Subject Language(s): Hausa (hau)

Language Family(ies): Afroasiatic 

Call Deadline: 30-Nov-2008 

Meeting Description:

Fifth Biennial International Colloquium on the Chadic Languages (Afroasiatic)

To be held at the University of Leipzig, Germany
June 10 - 14, 2009

This Fifth Colloquium continues the series of Leipzig (2001), Prague (2003),
Villejuif/Paris (2005), and Bayreuth (2007), taking up two discontinued
traditions (the series of Leiden 1976, Hamburg 1981, Boulder 1987) and the
Franco-German meetings in Paris (Groupe d'Etudes tchadiques, 1980 - 1997). It is
devoted to all aspects of Chadic linguistics, in particular:

- Descriptive linguistics of individual Chadic languages
- Comparative linguistics of Chadic languages
- Typology of Chadic languages
- Hausa linguistics
- The position of Chadic within Afroasiatic
- Chadic languages in contact with non-Chadic languages

The year in which the Fifth Colloquium will take place coincides with that of
both the 600th anniversary of the University of Leipzig which was established in
the year 1409 and the retirement of H. Ekkehard Wolff from the Chair of
Afrikanistik at this university which he took over in 1994. 

The venue of the Colloquium will be at the Villa Tillmanns which serves as
university guest house within walking distance from the city centre.

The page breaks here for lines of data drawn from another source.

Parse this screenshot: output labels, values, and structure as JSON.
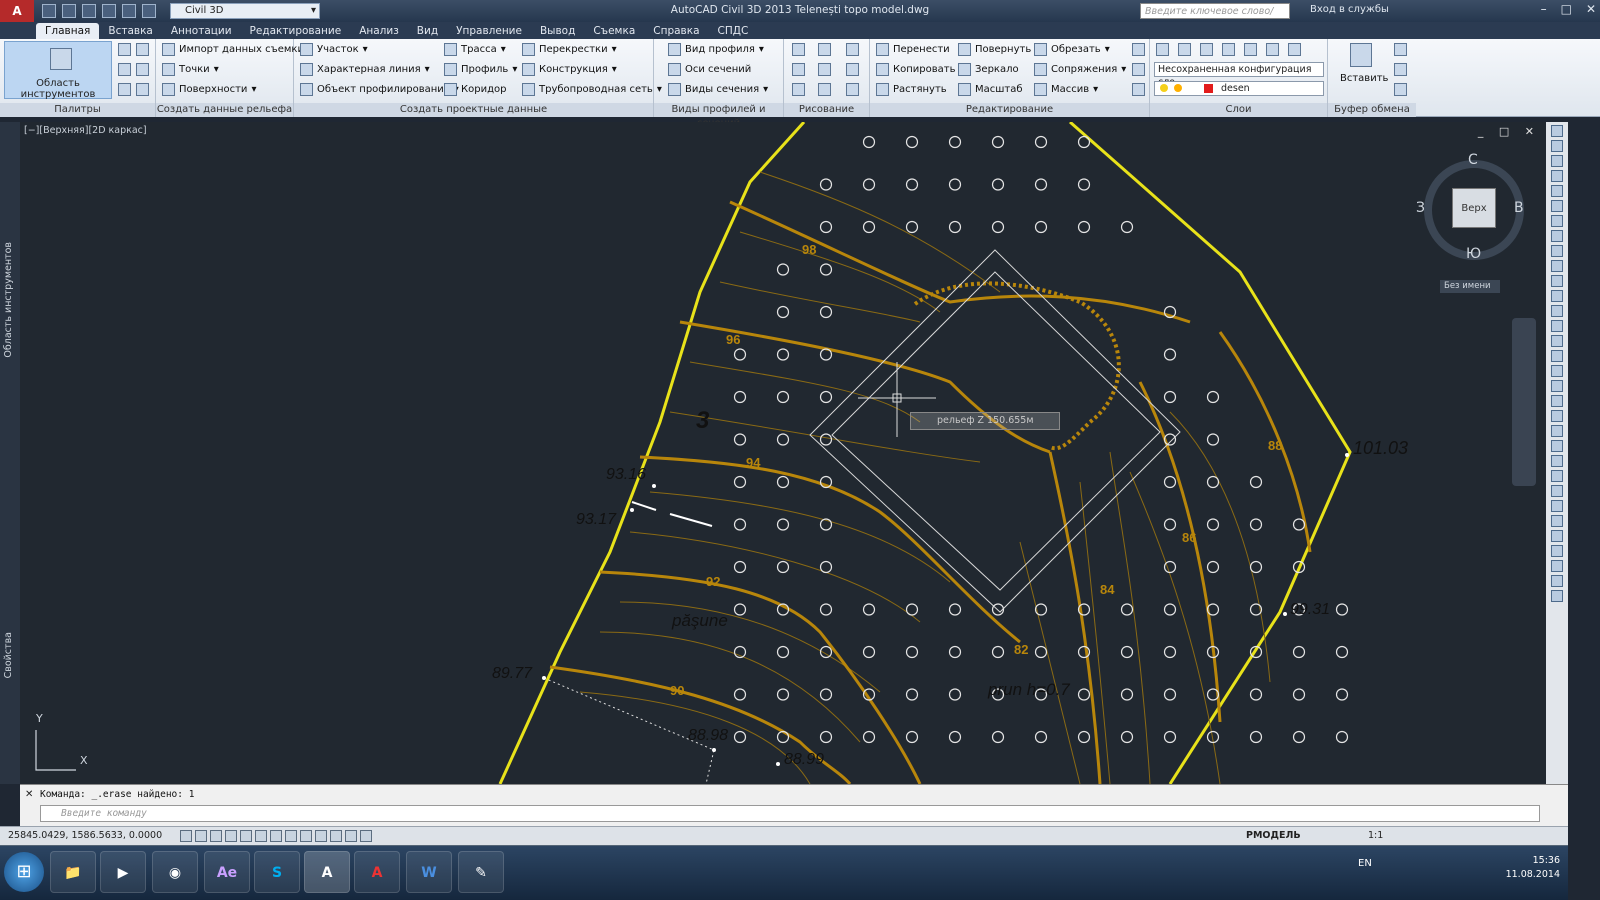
{
  "titlebar": {
    "app_logo": "A",
    "workspace": "Civil 3D",
    "title": "AutoCAD Civil 3D 2013   Telenești topo model.dwg",
    "search_placeholder": "Введите ключевое слово/фразу",
    "signin": "Вход в службы"
  },
  "tabs": [
    "Главная",
    "Вставка",
    "Аннотации",
    "Редактирование",
    "Анализ",
    "Вид",
    "Управление",
    "Вывод",
    "Съемка",
    "Справка",
    "СПДС"
  ],
  "ribbon": {
    "palettes_big": "Область инструментов",
    "panel_titles": {
      "palettes": "Палитры",
      "ground": "Создать данные рельефа",
      "design": "Создать проектные данные",
      "profiles": "Виды профилей и сечений",
      "draw": "Рисование",
      "modify": "Редактирование",
      "layers": "Слои",
      "clipboard": "Буфер обмена"
    },
    "ground": [
      "Импорт данных съемки",
      "Точки",
      "Поверхности"
    ],
    "design_a": [
      "Участок",
      "Характерная линия",
      "Объект профилирования"
    ],
    "design_b": [
      "Трасса",
      "Профиль",
      "Коридор"
    ],
    "design_c": [
      "Перекрестки",
      "Конструкция",
      "Трубопроводная сеть"
    ],
    "profiles": [
      "Вид профиля",
      "Оси сечений",
      "Виды сечения"
    ],
    "modify_a": [
      "Перенести",
      "Копировать",
      "Растянуть"
    ],
    "modify_b": [
      "Повернуть",
      "Зеркало",
      "Масштаб"
    ],
    "modify_c": [
      "Обрезать",
      "Сопряжения",
      "Массив"
    ],
    "layer_state": "Несохраненная конфигурация сло",
    "layer_current": "desen",
    "paste": "Вставить"
  },
  "viewport": {
    "label": "[−][Верхняя][2D каркас]",
    "viewcube": {
      "top": "Верх",
      "n": "С",
      "s": "Ю",
      "w": "З",
      "e": "В"
    },
    "ucs_name": "Без имени",
    "tooltip": "рельеф  Z   150.655м",
    "axis_x": "X",
    "axis_y": "Y"
  },
  "drawing": {
    "labels": [
      "3",
      "93.16",
      "93.17",
      "101.03",
      "99.31",
      "89.77",
      "88.98",
      "88.99",
      "păşune",
      "prun h=0.7"
    ],
    "contours": [
      "98",
      "96",
      "94",
      "92",
      "90",
      "88",
      "86",
      "84",
      "82"
    ]
  },
  "sidebar": {
    "tools": "Область инструментов",
    "props": "Свойства"
  },
  "command": {
    "history": "Команда: _.erase найдено: 1",
    "placeholder": "Введите команду"
  },
  "status": {
    "coords": "25845.0429, 1586.5633, 0.0000",
    "model": "РМОДЕЛЬ",
    "scale": "1:1"
  },
  "taskbar": {
    "apps": [
      "📁",
      "▶",
      "◉",
      "Ae",
      "S",
      "A",
      "A",
      "W",
      "✎"
    ],
    "lang": "EN",
    "time": "15:36",
    "date": "11.08.2014"
  },
  "colors": {
    "contour": "#b8860b",
    "boundary": "#e8e21a",
    "background": "#212830"
  }
}
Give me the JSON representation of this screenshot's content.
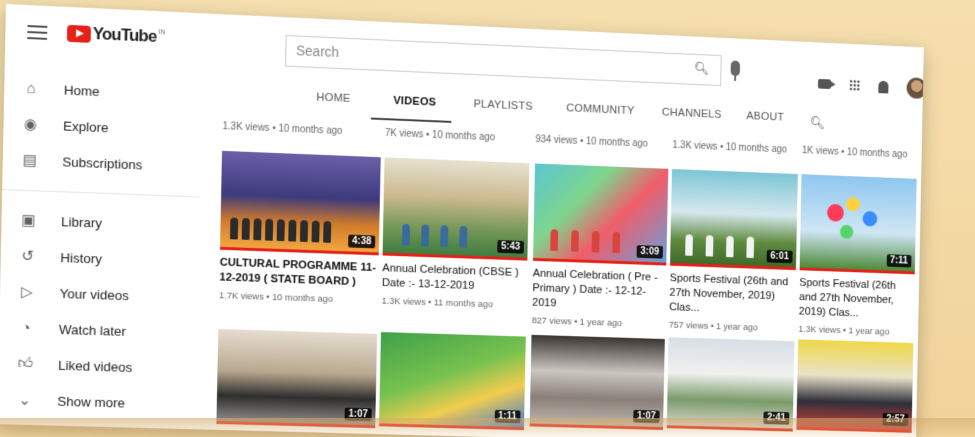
{
  "header": {
    "logo_text": "YouTube",
    "logo_region": "IN",
    "search_placeholder": "Search"
  },
  "sidebar": {
    "items": [
      {
        "label": "Home",
        "icon": "home-icon"
      },
      {
        "label": "Explore",
        "icon": "compass-icon"
      },
      {
        "label": "Subscriptions",
        "icon": "subscriptions-icon"
      },
      {
        "label": "Library",
        "icon": "library-icon"
      },
      {
        "label": "History",
        "icon": "history-icon"
      },
      {
        "label": "Your videos",
        "icon": "your-videos-icon"
      },
      {
        "label": "Watch later",
        "icon": "clock-icon"
      },
      {
        "label": "Liked videos",
        "icon": "thumbs-up-icon"
      },
      {
        "label": "Show more",
        "icon": "chevron-down-icon"
      }
    ]
  },
  "tabs": {
    "items": [
      "HOME",
      "VIDEOS",
      "PLAYLISTS",
      "COMMUNITY",
      "CHANNELS",
      "ABOUT"
    ],
    "active": "VIDEOS"
  },
  "prev_row_meta": [
    "1.3K views • 10 months ago",
    "7K views • 10 months ago",
    "934 views • 10 months ago",
    "1.3K views • 10 months ago",
    "1K views • 10 months ago"
  ],
  "videos_row1": [
    {
      "title": "CULTURAL PROGRAMME 11-12-2019 ( STATE BOARD )",
      "meta": "1.7K views • 10 months ago",
      "duration": "4:38"
    },
    {
      "title": "Annual Celebration (CBSE ) Date :- 13-12-2019",
      "meta": "1.3K views • 11 months ago",
      "duration": "5:43"
    },
    {
      "title": "Annual Celebration ( Pre - Primary ) Date :- 12-12-2019",
      "meta": "827 views • 1 year ago",
      "duration": "3:09"
    },
    {
      "title": "Sports Festival (26th and 27th November, 2019) Clas...",
      "meta": "757 views • 1 year ago",
      "duration": "6:01"
    },
    {
      "title": "Sports Festival (26th and 27th November, 2019) Clas...",
      "meta": "1.3K views • 1 year ago",
      "duration": "7:11"
    }
  ],
  "videos_row2": [
    {
      "duration": "1:07"
    },
    {
      "duration": "1:11"
    },
    {
      "duration": "1:07"
    },
    {
      "duration": "2:41"
    },
    {
      "duration": "2:57"
    }
  ],
  "colors": {
    "brand_red": "#e62117",
    "background_desk": "#f3d9a6"
  }
}
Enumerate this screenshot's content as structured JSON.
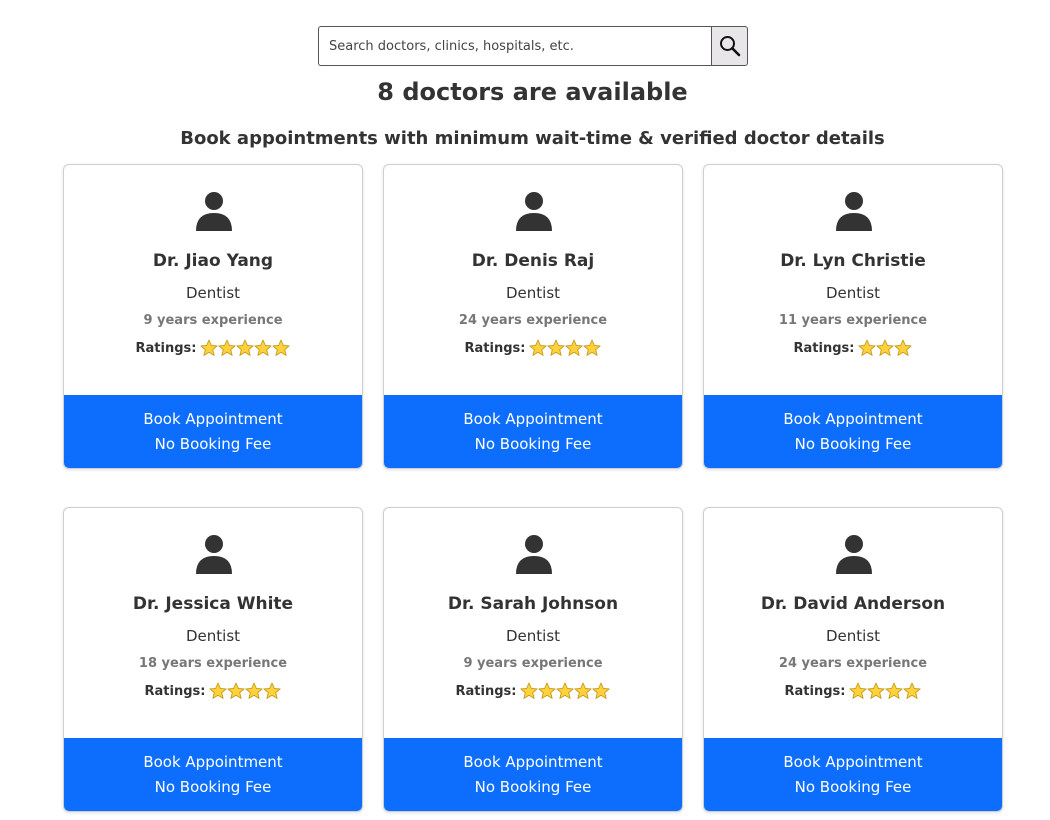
{
  "search": {
    "placeholder": "Search doctors, clinics, hospitals, etc.",
    "value": "",
    "button_icon": "search-icon"
  },
  "header": {
    "count_text": "8 doctors are available",
    "subtitle": "Book appointments with minimum wait-time & verified doctor details"
  },
  "colors": {
    "accent": "#0d6efd",
    "star_fill": "#ffd23c",
    "star_stroke": "#c79a1a",
    "avatar": "#333333"
  },
  "ratings_label": "Ratings:",
  "doctors": [
    {
      "name": "Dr. Jiao Yang",
      "specialty": "Dentist",
      "experience": "9 years experience",
      "rating": 5,
      "button_line1": "Book Appointment",
      "button_line2": "No Booking Fee"
    },
    {
      "name": "Dr. Denis Raj",
      "specialty": "Dentist",
      "experience": "24 years experience",
      "rating": 4,
      "button_line1": "Book Appointment",
      "button_line2": "No Booking Fee"
    },
    {
      "name": "Dr. Lyn Christie",
      "specialty": "Dentist",
      "experience": "11 years experience",
      "rating": 3,
      "button_line1": "Book Appointment",
      "button_line2": "No Booking Fee"
    },
    {
      "name": "Dr. Jessica White",
      "specialty": "Dentist",
      "experience": "18 years experience",
      "rating": 4,
      "button_line1": "Book Appointment",
      "button_line2": "No Booking Fee"
    },
    {
      "name": "Dr. Sarah Johnson",
      "specialty": "Dentist",
      "experience": "9 years experience",
      "rating": 5,
      "button_line1": "Book Appointment",
      "button_line2": "No Booking Fee"
    },
    {
      "name": "Dr. David Anderson",
      "specialty": "Dentist",
      "experience": "24 years experience",
      "rating": 4,
      "button_line1": "Book Appointment",
      "button_line2": "No Booking Fee"
    }
  ]
}
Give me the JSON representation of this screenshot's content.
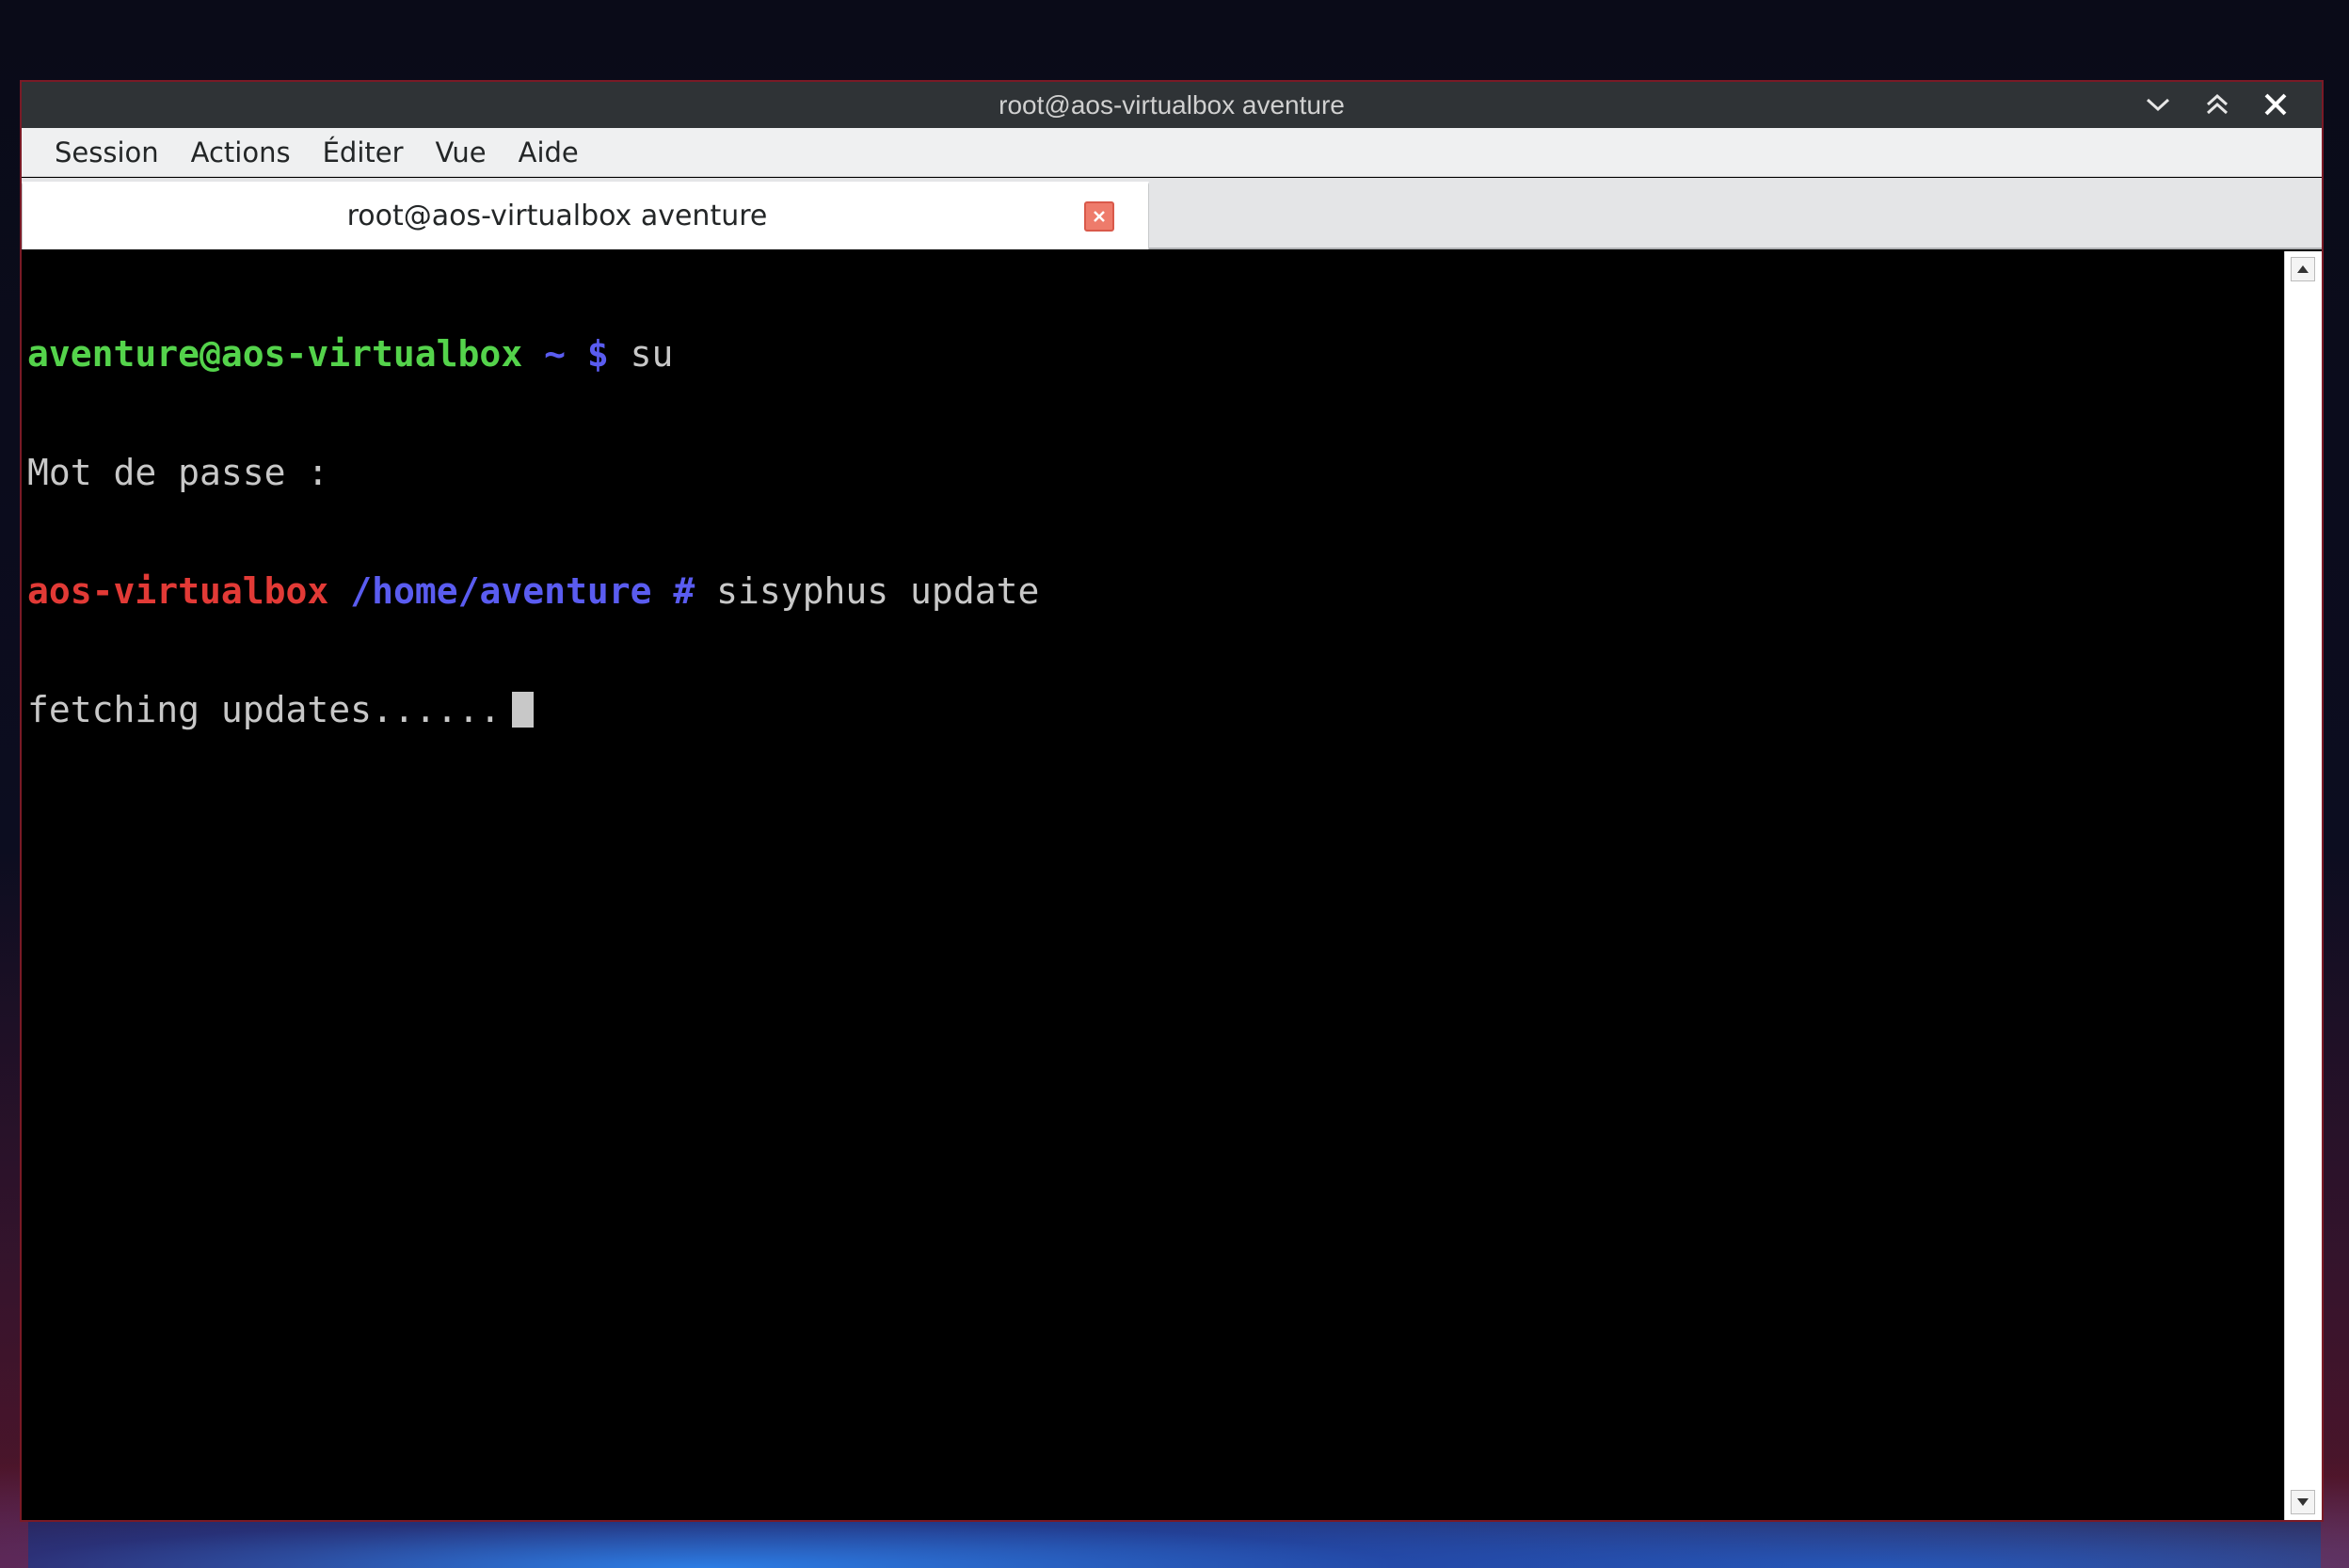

This guest
house also provides single and double rooms for participants of the Colloquium
from Wednesday (arrival) to Sunday (departure).  

Because of the manifold academic activities scheduled for the year of the
university's 600th anniversary, early registration for accommodation is highly
recommended (also for non-university guest house accommodation, if preferred or
necessary).

As usual, a selection of papers from the Colloquium will be published in the
special series  Chadic Linguistics - Linguistique Tchadique - Tschadistik
(Rüdiger Köppe Verlag, Cologne). 

All correspondence (exclusively by email) should be addressed to members of the
Organizing Committee:
 
(a) for registration & accommodation:
Daniela Puhrsch, M.A. 	puhrsch at uni-leipzig.de

(b) for programme details, abstracts & publication of proceedings:		
Dr. Ari Awagana awagana at rz.uni-leipzig.de
Dr. Doris Löhr 	sannunku at aol.com	

Registration (before December 1, 2008) should contain:
1. Name and address (email and snail mail)
2. (Working) title of paper
3. Planned date of arrival (suggested:  Wednesday, June 10, 2009)
4. Planned date of departure (suggested:  Sunday, June 14, 2009)
5. Request for accommodation type (single or double, guest house, non-guest house)

Deadline for submitting final title and abstract (1 page): April 1, 2009.